Eu me deixava ser levado. A água estava fria, muito fria, mais fria do que o lago em dias de inverno, quando Prongs me agarrava e me atirava na água. Eu já tinha nadado muito. Minhas patas estavam dormentes, e eu sentia todas as minhas forças se esvaindo.

Tem uma coisa passando. O que é? Vamos lá, Sirius, puxe da memória. Ah, uma tábua. Os trouxas jogam cada coisa na água... Santos sejam os trouxas.

Apoiei-me na tábua, fincando na madeira minhas garras, compridas, por sinal, e deixei o mar fazer o trabalho de me levar para a costa.

No meio do caminho, um brilho refulgindo na água. Consegui me esticar um pouco para apanhar o que fosse, afinal, podia ser algo de comer.

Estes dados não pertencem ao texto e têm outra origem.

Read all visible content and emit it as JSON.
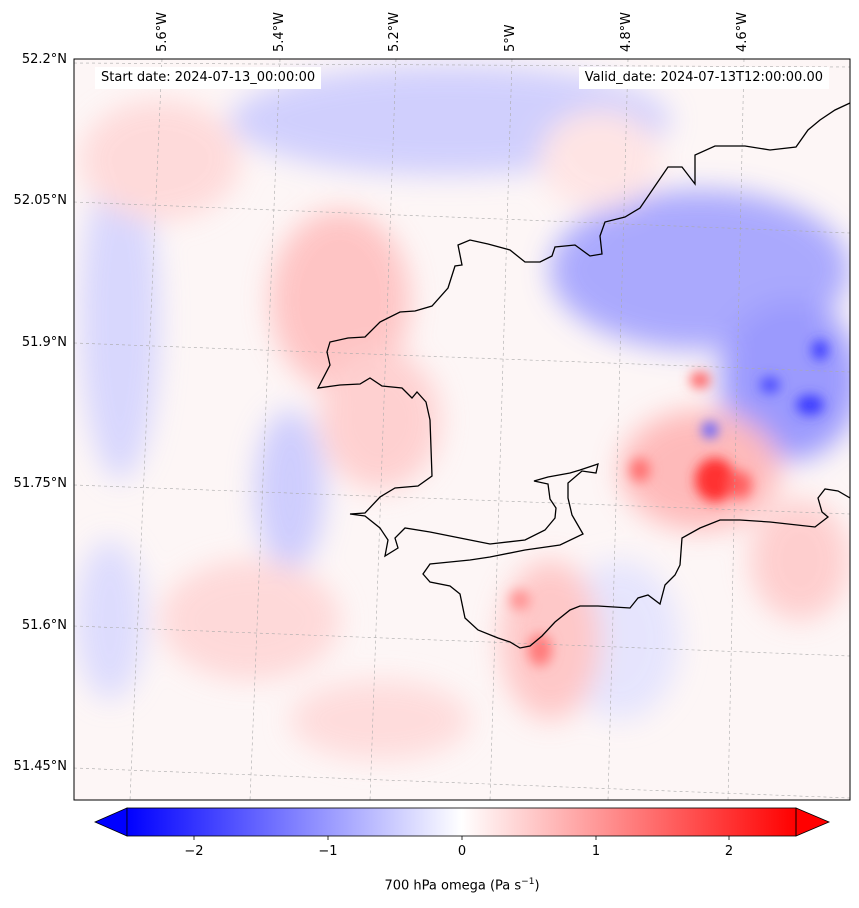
{
  "header": {
    "start_date": "Start date: 2024-07-13_00:00:00",
    "valid_date": "Valid_date: 2024-07-13T12:00:00.00"
  },
  "axes": {
    "lat_labels": [
      "52.2°N",
      "52.05°N",
      "51.9°N",
      "51.75°N",
      "51.6°N",
      "51.45°N"
    ],
    "lon_labels": [
      "5.6°W",
      "5.4°W",
      "5.2°W",
      "5°W",
      "4.8°W",
      "4.6°W"
    ]
  },
  "colorbar": {
    "title": "700 hPa omega (Pa s",
    "title_sup": "−1",
    "title_end": ")",
    "ticks": [
      "−2",
      "−1",
      "0",
      "1",
      "2"
    ],
    "range": [
      -2.5,
      2.5
    ],
    "extend": "both",
    "colormap": "bwr",
    "colors": {
      "low": "#0000ff",
      "mid": "#ffffff",
      "high": "#ff0000"
    }
  },
  "map": {
    "field": "700 hPa omega",
    "gridlines": true,
    "coastline_color": "#000000"
  }
}
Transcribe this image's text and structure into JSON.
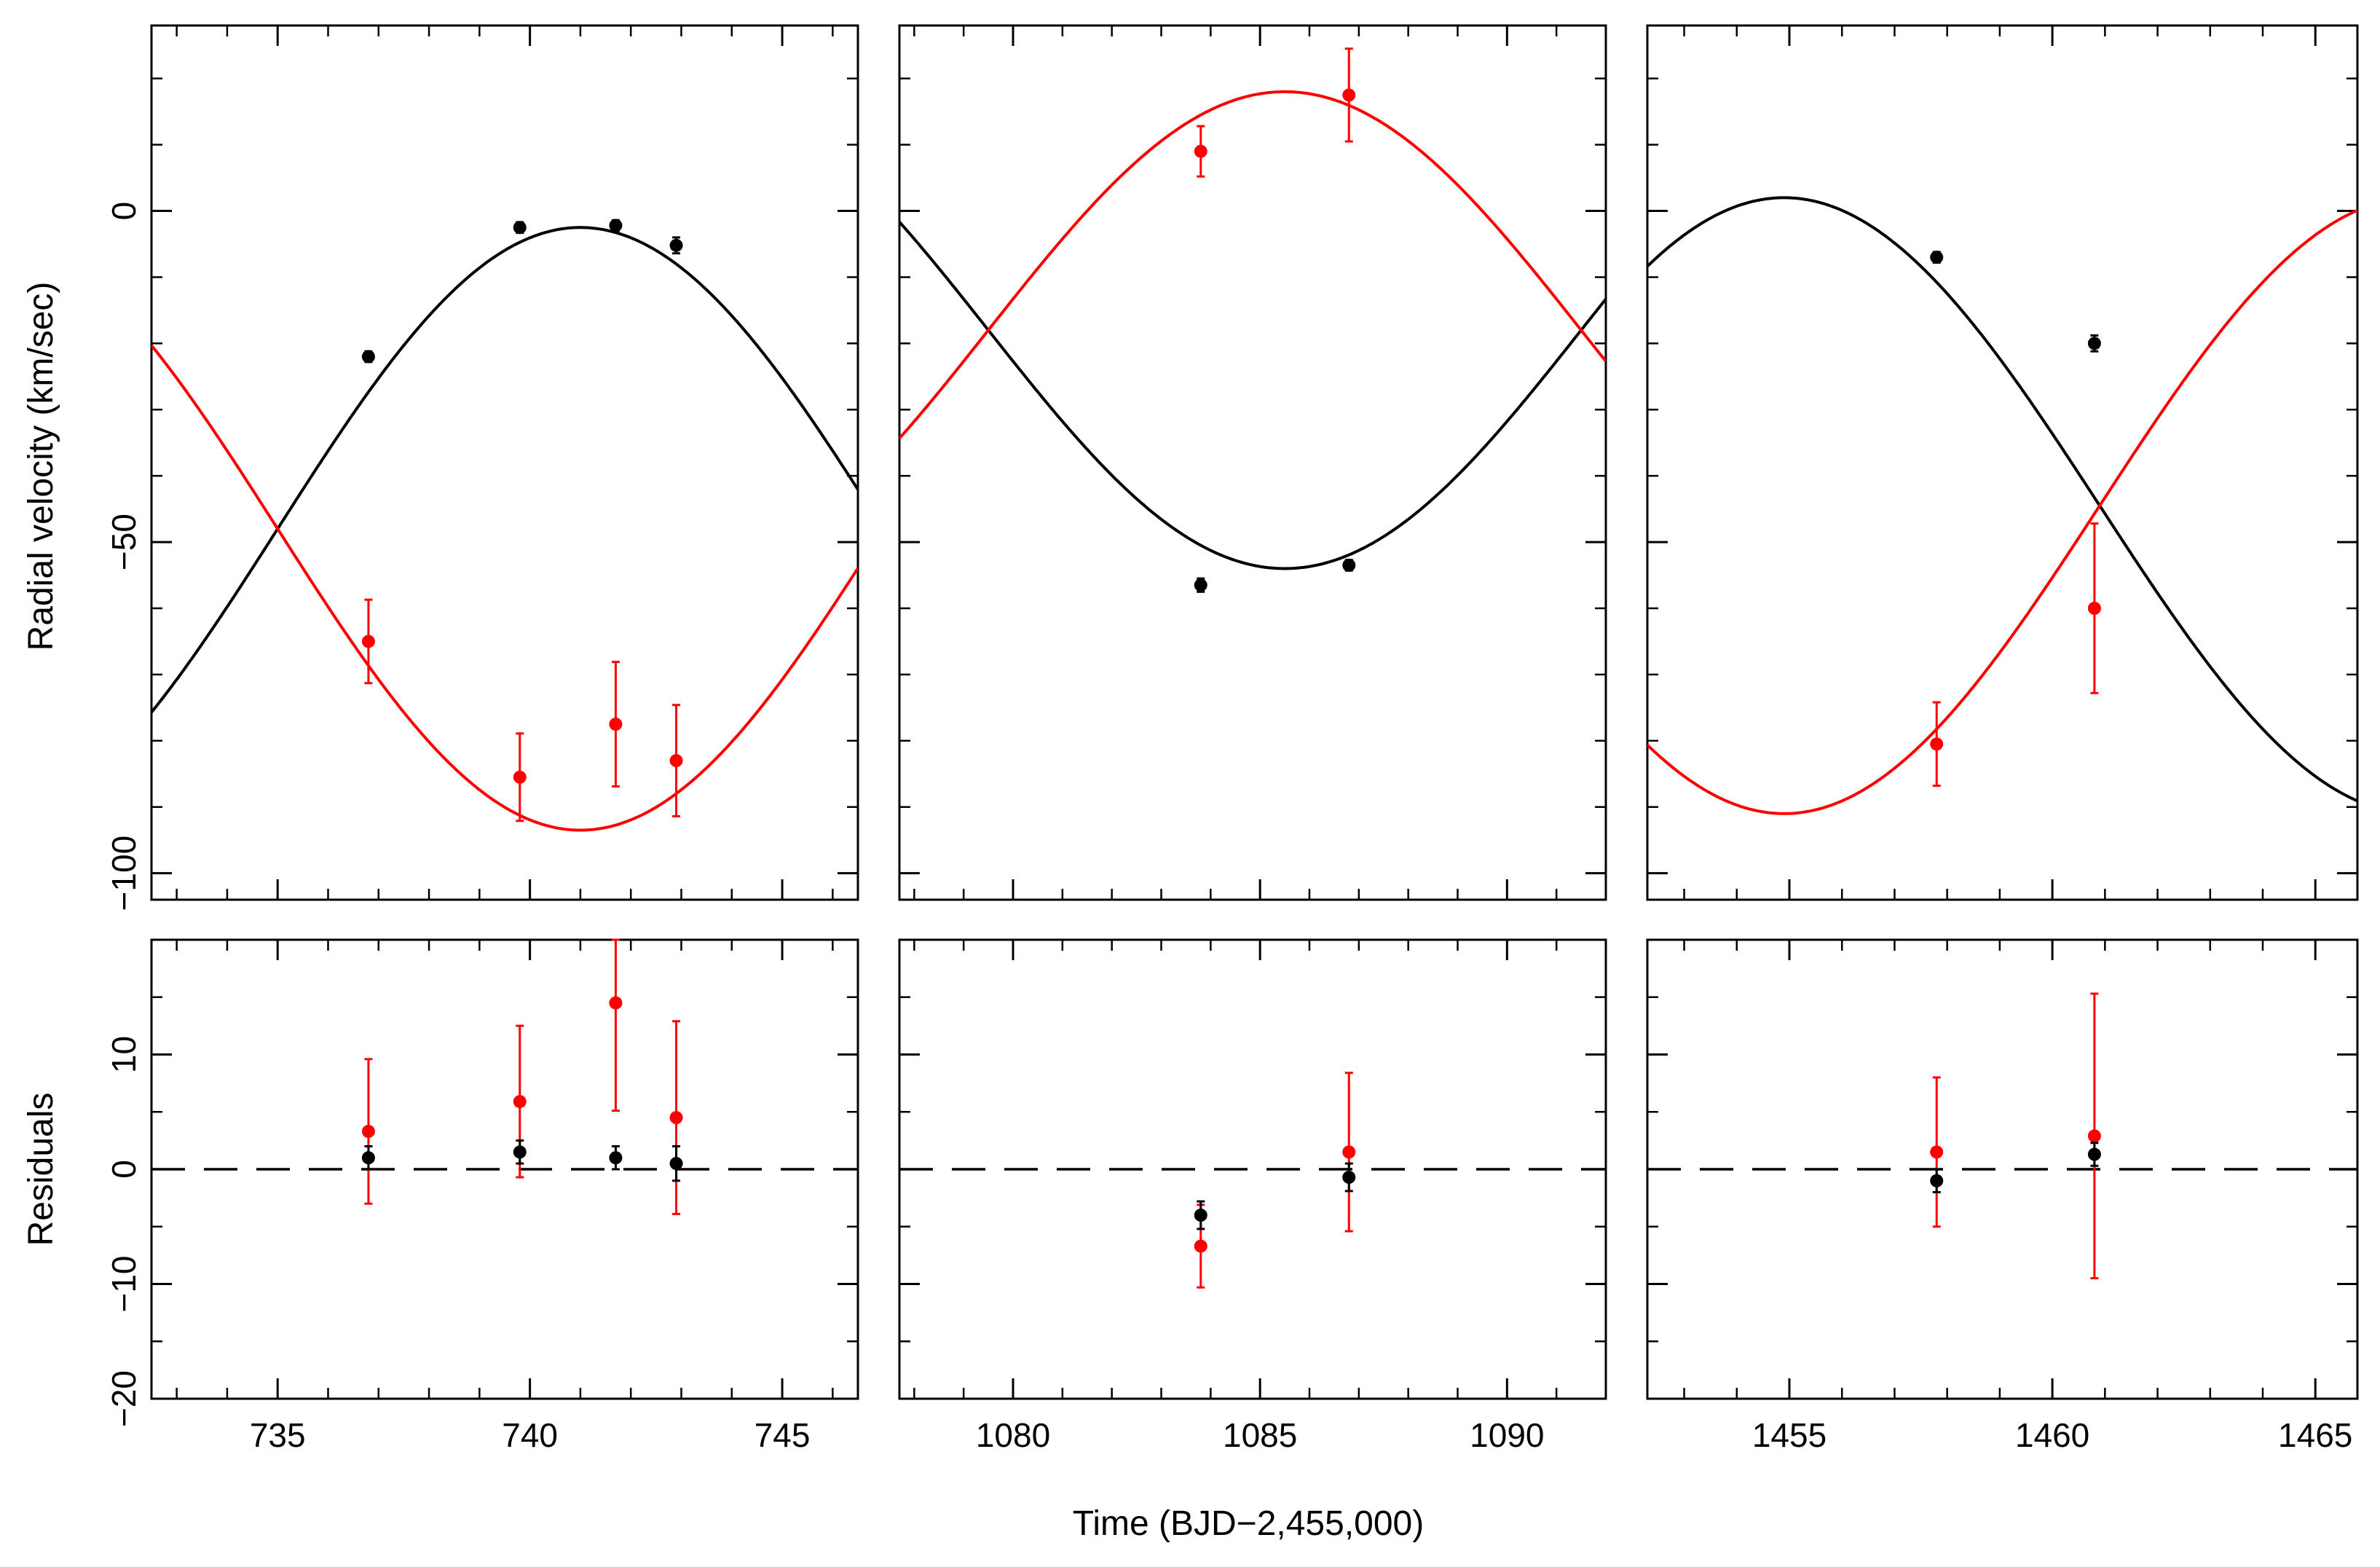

Agarrei por pouco, puxando a coisa pela corrente que estava presa a ela.

Era um crucifixo. De prata, pelo pouco que eu podia avaliar sentindo-o sobre meus dentes e provando seu gosto.

Prata me lembrava Moony.

Aquele dia era o segundo dia depois da lua cheia. Agora Moony já conseguia arrumar forças para ficar de pé e procurar coisas. E para se estressar também.

— Sirius, cadê aquele relatório que você ficou de escrever?

— Relaxa, Moony... — disse Sirius, rindo. — Você se preocupa demais, tem que descansar um pouco!

Remus o olhou longamente.

— O relatório.

— Deve estar na minha jaqueta, Sr. Preocupação.

Ele o olhou de novo, tentando decifrar a frase. Sirius acenou com impaciência:

— No bolso.

Tentando imaginar o estado daquele relatório, Remus apanhou a jaqueta de couro negro de Sirius e começou a vasculhar o bolso.

— Credo, Sirius, você tem todo tipo de coisa aqui, e… AI!

Sirius deu um pulo, correndo até Remus, que largara a jaqueta no chão e agora esfregava a mão avermelhada, os olhos apertados de dor.

— Moony, o que foi?

— Não sei, eu me… queimei…

O animago segurou o pulso do outro e forçou-o a abrir a mão ferida.

Estampado nela, o desenho de seu isqueiro de prata.


Depois disso, joguei o isqueiro fora e nunca mais usei nada de prata. Ele ficou com aquela marca por semanas.

Pude sentir o crucifixo sobre meus dentes novamente. Lily tinha nascido trouxa. Uma vez, ela disse alguma coisa sobre um tal Cristo, a quem os trouxas veneravam. Sobre seu infinito amor para com o próximo, e sobre como ele sempre ajudava a quem lhe pedia com fé.

Fé. Não mais que um conceito para alguém que tinha passado doze anos em Azkaban.

Ei, Cristo, Lily me disse que você ajuda a todos que te pedem. Podia me ajudar, então? Eu não sei se você ama a todos, aos Black, por exemplo, mas, se não fizer isso por mim, faça pelo Remus. Pelo Harry. Eu preciso salvá-los. Eu preciso conseguir chegar à costa.

A fraqueza ficava cada vez mais forte. Será que Jesus tinha complacência para pessoas como um Black? Será que ele podia escutar pessoas como eu?

Horas depois, os tripulantes de um iate, atônitos, viram passar um cão negro, em uma tábua, parecendo fraco e prestes a morrer. Quando o trouxeram a bordo, viram que ele segurava um crucifixo de prata como se disso dependesse sua vida.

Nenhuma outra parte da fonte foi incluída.